Repeat this cycle from (1) to (4) above 25 times. Elders and those suffering from sickness who have difficulty repeating the exercise 25 times all at once may set intervals in between, as long as the exercise is repeated 25 times in total.
5. Seisoku (breathe normally and slowly):
After breathing 25 times, slightly tense your tanden and slowly, breathe normally for 10 times.
You may utilize this time at your own discretion; you may just sit there, or those who are ill may pray for recovery, or set objectives like "I will control my temper" or "I will unite with the universe", and recite that to yourself repeatedly. Or without any particular thought, you could aim to reach what we call a perfectly peaceful state of mind.
I would specially recommend, as I mentioned in Chapter 5, that you recite the Daidangen. See the "Daidangen" section below.
Repeating this Chousoku-method will bring you peace of mind and fully revitalize you both physically and mentally. A deep sense of equilibrium and calm will descend on you and make it possible for you to handle matters very peacefully.
(Using one's mind power)
At each step, recite the following:
1. During Inhale:
"The eternal power of the universe is in my Tanden and spreads throughout my body."

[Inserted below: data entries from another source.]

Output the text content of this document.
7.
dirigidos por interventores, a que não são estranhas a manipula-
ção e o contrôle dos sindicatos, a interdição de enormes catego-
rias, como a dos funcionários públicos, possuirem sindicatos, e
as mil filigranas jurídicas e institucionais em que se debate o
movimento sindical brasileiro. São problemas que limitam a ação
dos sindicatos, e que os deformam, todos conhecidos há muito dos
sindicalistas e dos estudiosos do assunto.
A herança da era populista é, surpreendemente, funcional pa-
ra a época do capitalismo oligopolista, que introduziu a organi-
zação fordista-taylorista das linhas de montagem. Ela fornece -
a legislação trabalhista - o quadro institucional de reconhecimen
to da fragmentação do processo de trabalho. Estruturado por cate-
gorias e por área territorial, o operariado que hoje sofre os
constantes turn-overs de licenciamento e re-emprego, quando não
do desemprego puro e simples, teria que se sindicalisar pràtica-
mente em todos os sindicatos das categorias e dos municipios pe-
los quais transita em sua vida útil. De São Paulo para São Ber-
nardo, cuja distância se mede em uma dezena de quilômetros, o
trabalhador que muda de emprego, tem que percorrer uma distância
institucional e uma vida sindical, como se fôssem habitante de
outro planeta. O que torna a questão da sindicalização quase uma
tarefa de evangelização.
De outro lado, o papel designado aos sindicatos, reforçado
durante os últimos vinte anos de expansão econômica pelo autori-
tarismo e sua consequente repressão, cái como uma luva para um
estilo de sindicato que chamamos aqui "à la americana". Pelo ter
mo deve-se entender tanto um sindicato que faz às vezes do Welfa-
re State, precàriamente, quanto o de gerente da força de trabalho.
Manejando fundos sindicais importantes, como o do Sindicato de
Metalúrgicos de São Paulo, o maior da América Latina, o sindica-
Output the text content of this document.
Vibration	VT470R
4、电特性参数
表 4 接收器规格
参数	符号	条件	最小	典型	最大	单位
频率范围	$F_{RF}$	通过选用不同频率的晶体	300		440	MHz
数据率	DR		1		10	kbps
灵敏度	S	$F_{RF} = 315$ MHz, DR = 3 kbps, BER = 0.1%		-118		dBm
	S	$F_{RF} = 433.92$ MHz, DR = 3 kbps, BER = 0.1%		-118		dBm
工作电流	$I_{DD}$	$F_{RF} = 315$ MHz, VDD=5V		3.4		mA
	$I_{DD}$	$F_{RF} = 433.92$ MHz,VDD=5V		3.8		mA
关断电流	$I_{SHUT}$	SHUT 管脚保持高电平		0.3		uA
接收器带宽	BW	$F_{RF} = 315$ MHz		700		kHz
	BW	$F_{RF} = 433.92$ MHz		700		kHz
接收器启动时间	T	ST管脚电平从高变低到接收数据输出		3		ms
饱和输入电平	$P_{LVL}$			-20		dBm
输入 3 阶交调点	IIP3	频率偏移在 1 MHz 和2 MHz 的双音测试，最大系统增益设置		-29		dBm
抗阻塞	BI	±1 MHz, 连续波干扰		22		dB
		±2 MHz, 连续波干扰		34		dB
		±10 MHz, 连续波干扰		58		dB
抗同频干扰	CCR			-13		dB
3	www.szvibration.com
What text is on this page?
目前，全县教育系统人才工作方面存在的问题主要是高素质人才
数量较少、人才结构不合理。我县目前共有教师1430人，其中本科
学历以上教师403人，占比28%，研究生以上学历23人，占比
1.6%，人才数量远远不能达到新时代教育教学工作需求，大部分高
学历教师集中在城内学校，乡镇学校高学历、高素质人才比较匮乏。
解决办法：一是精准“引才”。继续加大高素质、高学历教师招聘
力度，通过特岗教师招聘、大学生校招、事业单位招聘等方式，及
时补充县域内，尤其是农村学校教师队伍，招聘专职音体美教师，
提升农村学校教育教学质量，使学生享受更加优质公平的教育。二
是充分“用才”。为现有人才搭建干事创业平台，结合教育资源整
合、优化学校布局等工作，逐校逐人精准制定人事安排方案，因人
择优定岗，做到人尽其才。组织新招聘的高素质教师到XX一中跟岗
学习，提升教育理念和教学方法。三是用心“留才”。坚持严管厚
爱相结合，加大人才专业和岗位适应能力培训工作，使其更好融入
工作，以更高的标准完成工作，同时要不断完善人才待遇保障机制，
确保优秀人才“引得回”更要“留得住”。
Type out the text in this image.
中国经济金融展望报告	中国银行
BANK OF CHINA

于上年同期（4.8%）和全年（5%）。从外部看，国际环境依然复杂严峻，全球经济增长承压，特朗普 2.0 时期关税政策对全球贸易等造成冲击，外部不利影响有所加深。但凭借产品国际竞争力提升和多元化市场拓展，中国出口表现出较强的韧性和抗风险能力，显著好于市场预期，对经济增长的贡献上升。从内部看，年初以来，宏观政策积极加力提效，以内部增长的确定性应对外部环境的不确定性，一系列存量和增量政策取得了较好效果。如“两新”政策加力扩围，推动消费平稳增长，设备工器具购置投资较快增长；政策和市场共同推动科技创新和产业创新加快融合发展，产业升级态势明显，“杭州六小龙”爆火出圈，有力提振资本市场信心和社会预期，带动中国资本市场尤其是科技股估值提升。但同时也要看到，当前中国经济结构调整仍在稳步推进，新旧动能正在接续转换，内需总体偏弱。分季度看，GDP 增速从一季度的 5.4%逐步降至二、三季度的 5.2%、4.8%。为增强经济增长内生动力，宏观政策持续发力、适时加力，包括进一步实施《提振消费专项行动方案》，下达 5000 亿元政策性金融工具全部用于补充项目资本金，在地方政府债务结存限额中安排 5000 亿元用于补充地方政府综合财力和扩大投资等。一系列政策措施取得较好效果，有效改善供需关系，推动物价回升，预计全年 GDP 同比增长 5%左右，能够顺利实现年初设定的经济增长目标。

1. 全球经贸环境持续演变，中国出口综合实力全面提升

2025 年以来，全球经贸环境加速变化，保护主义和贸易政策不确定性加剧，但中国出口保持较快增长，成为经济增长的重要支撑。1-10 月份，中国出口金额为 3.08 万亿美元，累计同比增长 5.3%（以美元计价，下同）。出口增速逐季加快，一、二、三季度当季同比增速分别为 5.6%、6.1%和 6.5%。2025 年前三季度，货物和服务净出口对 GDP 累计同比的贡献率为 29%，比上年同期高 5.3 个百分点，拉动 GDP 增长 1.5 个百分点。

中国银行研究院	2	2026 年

2. While holding your breath:
"I am totally in good health." Those suffering from an illness may instead recite, "My disease is cured."
3. During Exhale:
"All body wastes have been cleared away. I am totally clean. I am rejuvenated from inside (this last mantra is reserved for the older generation).
Repeat steps 1 to 3, 25 times. Those suffering from more than one illness may recite several times for each illness up to a total of 25 times. For example, if you suffer from 5 illnesses, recite 5 times for each illness. Those in good health, recite, "I am in perfect health" 25 times.
(viewing with mind's eye)
Try to visualize the sonen with your mind's eye. For example, when reciting that arthritis in your knees has been cured, picture yourself fully cured and briskly walking down the street. Those who have difficulty sleeping, visualize yourself sound asleep in your bed.
As I mentioned in Chapter 5, recite the Daidangen during the Seisoku of Seishin-Chousoku method.
The eternal power of the universe has gathered itself to create a world with true and grand harmony.
Imagine a world of peace while reciting. Regardless of how many times you breathe, recite and declare this 10 times from the bottom of your heart.